Pour elles, c’est justement le fait de refuser librement de ne pas travailler qui ferait d’elles des militantes engagées.
Prôner un mode de vie traditionnel… et chrétien
Si chacun et chacune est évidemment libre de de vivre son engagement comme il l’entend, le concept de tradwifery n’est pas seulement un mode de vie. C’est aussi et surtout un engagement idéologique, qui renvoie à une époque où les questions de genre n’existaient pas, et où les valeurs traditionnelles étaient largement patriarcales.
Rappelons que dans le Code civil de Napoléon en 1804, “La femme est donnée à l’homme pour qu’elle lui fasse des enfants ; elle est sa propriété comme l’arbre à fruits est celle du jardinier“. Il faudra attendre la loi du 13 juillet 1965 portant sur la réforme des régimes matrimoniaux, pour que les femmes gagnent le droit de travailler sans le consentement de leur mari.

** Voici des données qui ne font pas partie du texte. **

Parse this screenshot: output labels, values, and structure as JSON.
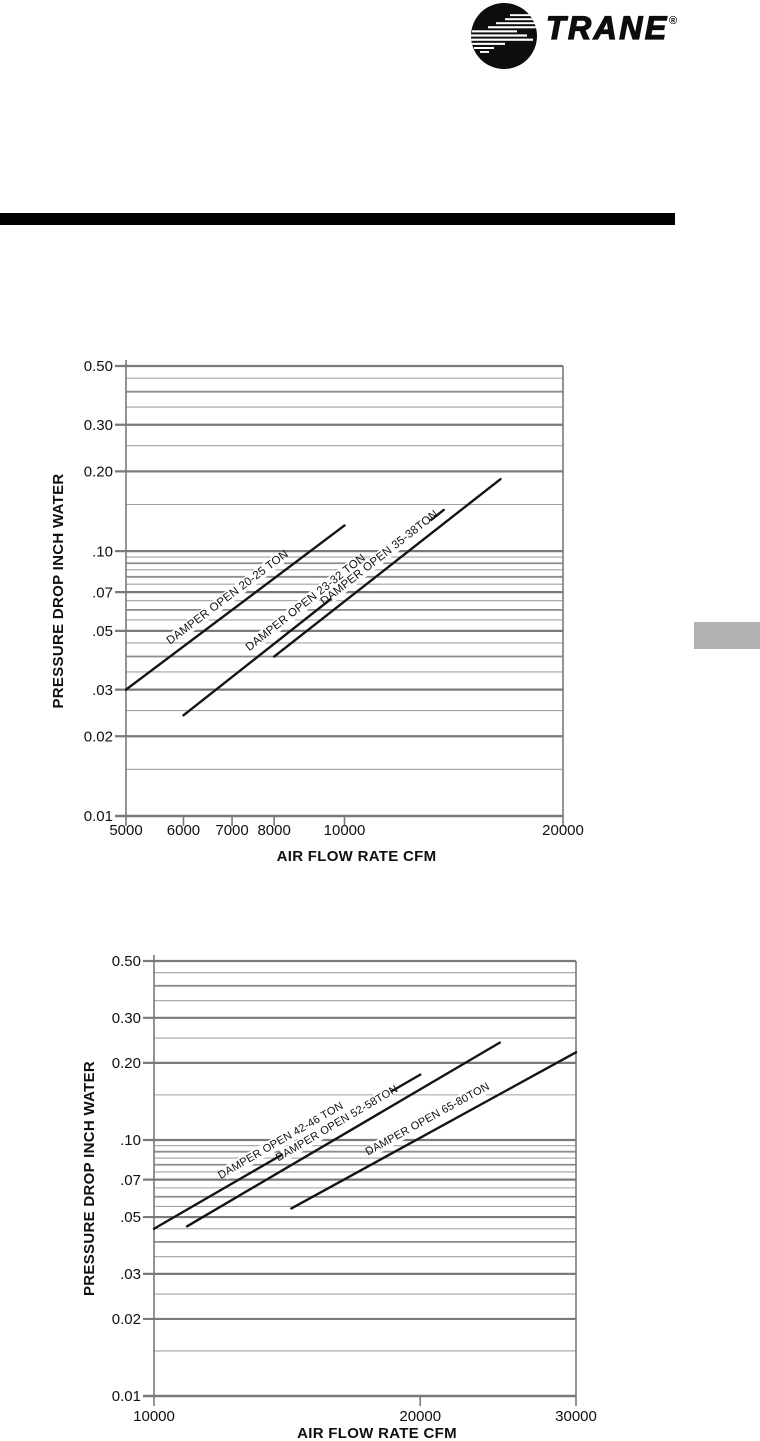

Dans certains cercles, le mouvement tradwife signifie surtout “être une chrétienne fondamentaliste et accepter que les femmes ne doivent pas travailler, ne doivent pas avoir le droit de vote et doivent se soumettre pleinement à leurs maris et à leur foi pour vivre une vie heureuse de ménage“, rappelle le groupe de recherche américain Political Research Association. Des positions qui inquiètent, surtout à une époque où les mouvements politiques conservateurs et liberticides grappillent des voix dans le pays.